Did you know that food-borne illness affects millions of people each year? A food-borne illness results when food that is contaminated with bacteria, viruses, parasites, or toxins are consumed. Here are some steps to take to be sure you don’t get a food-borne illness.

  1. Clean
    • Prepare your kitchen workspace before you begin cooking.
    • Always wash your hands with soap and warm water before touching any food. This ensures that any bacteria from your hands is not ending up in the food you are preparing.
    • Clean your surfaces before cooking. Your surfaces should be washed with hot, soapy water. If you want to sanitize, mix a solution of 1 tablespoon of bleach per gallon of water.
    • Rinse your fresh fruits and vegetables under running water to wash off any leftover debris and germs. Dry fruits and vegetables with a clean paper towel.
  2. Store
    • Place raw seafood, meat, and poultry in plastic bags in the refrigerator. Store them below foods that are ready to eat like fresh fruits and vegetables that will not be cooked.
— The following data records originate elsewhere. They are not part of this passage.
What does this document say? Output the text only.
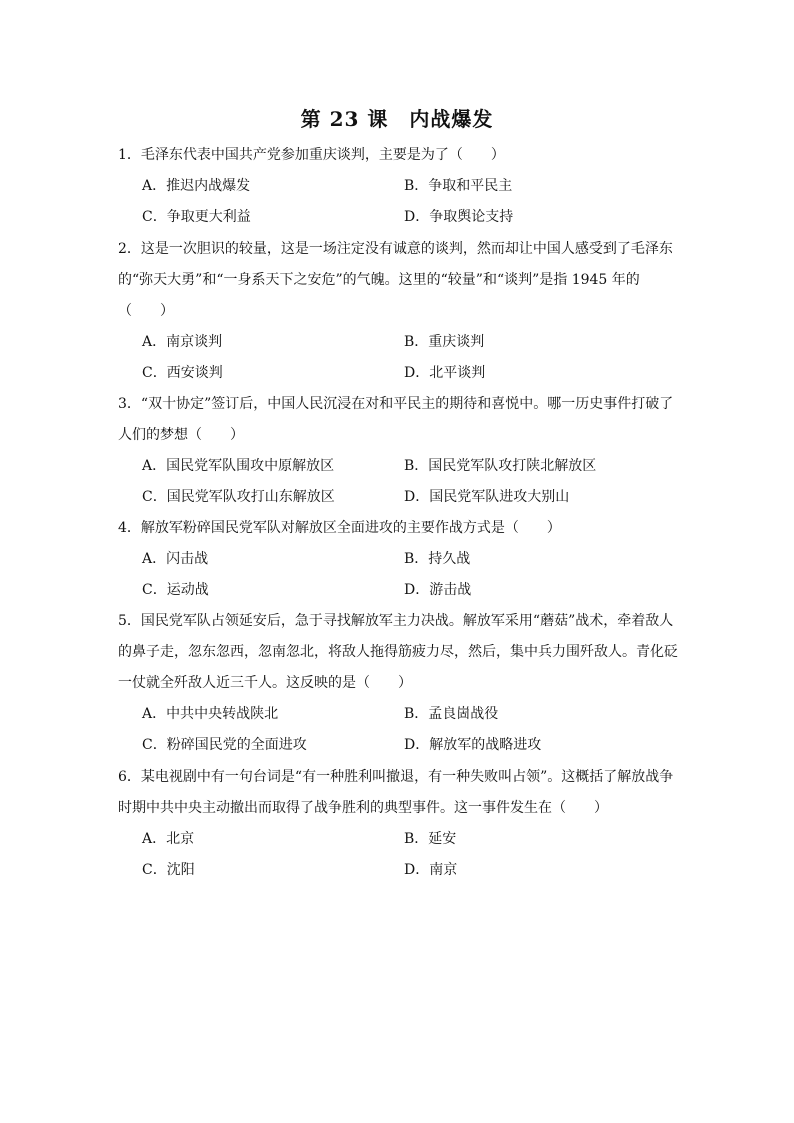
第 23 课　内战爆发

1．毛泽东代表中国共产党参加重庆谈判，主要是为了（　　）

A．推迟内战爆发	B．争取和平民主
C．争取更大利益	D．争取舆论支持

2．这是一次胆识的较量，这是一场注定没有诚意的谈判，然而却让中国人感受到了毛泽东的“弥天大勇”和“一身系天下之安危”的气魄。这里的“较量”和“谈判”是指 1945 年的（　　）

A．南京谈判	B．重庆谈判
C．西安谈判	D．北平谈判

3．“双十协定”签订后，中国人民沉浸在对和平民主的期待和喜悦中。哪一历史事件打破了人们的梦想（　　）

A．国民党军队围攻中原解放区	B．国民党军队攻打陕北解放区
C．国民党军队攻打山东解放区	D．国民党军队进攻大别山

4．解放军粉碎国民党军队对解放区全面进攻的主要作战方式是（　　）

A．闪击战	B．持久战
C．运动战	D．游击战

5．国民党军队占领延安后，急于寻找解放军主力决战。解放军采用“蘑菇”战术，牵着敌人的鼻子走，忽东忽西，忽南忽北，将敌人拖得筋疲力尽，然后，集中兵力围歼敌人。青化砭一仗就全歼敌人近三千人。这反映的是（　　）

A．中共中央转战陕北	B．孟良崮战役
C．粉碎国民党的全面进攻	D．解放军的战略进攻

6．某电视剧中有一句台词是“有一种胜利叫撤退，有一种失败叫占领”。这概括了解放战争时期中共中央主动撤出而取得了战争胜利的典型事件。这一事件发生在（　　）

A．北京	B．延安
C．沈阳	D．南京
    • Always use a clean cutting board for fresh produce and a separate one for raw seafood, meat, and poultry. Be conscious of cross contamination of raw seafood, meat, and poultry.
  3. Cook
    • Use a food thermometer when cooking. Be sure to check the internal temperature of seafood, meat, and poultry before eating.
    • If using a marinade on raw foods, use leftover marinade as a sauce! Bring the marinade to a boil for 5 minutes and serve over your marinated meat.
  4. Chill
    • Your refrigerator should be 40 degrees Fahrenheit or below.
    • Perishable foods such as dairy products, meats, and fruits and vegetables that have been cut, peeled, or cooked should be refrigerated within 2 hours.
    • Always thaw in the refrigerator, in cold water, or in the microwave. Never thaw frozen food on the counter.
    • Avoid the “temperature danger zone.” The temperature danger zone is temperatures between 40 degrees Fahrenheit and 140 degrees Fahrenheit. This range of temperatures is dangerous because it is when bacteria grows most rapidly. Be sure your food is cooled to 40 degrees Fahrenheit or below and hot food is heated to 140 degrees Fahrenheit or above.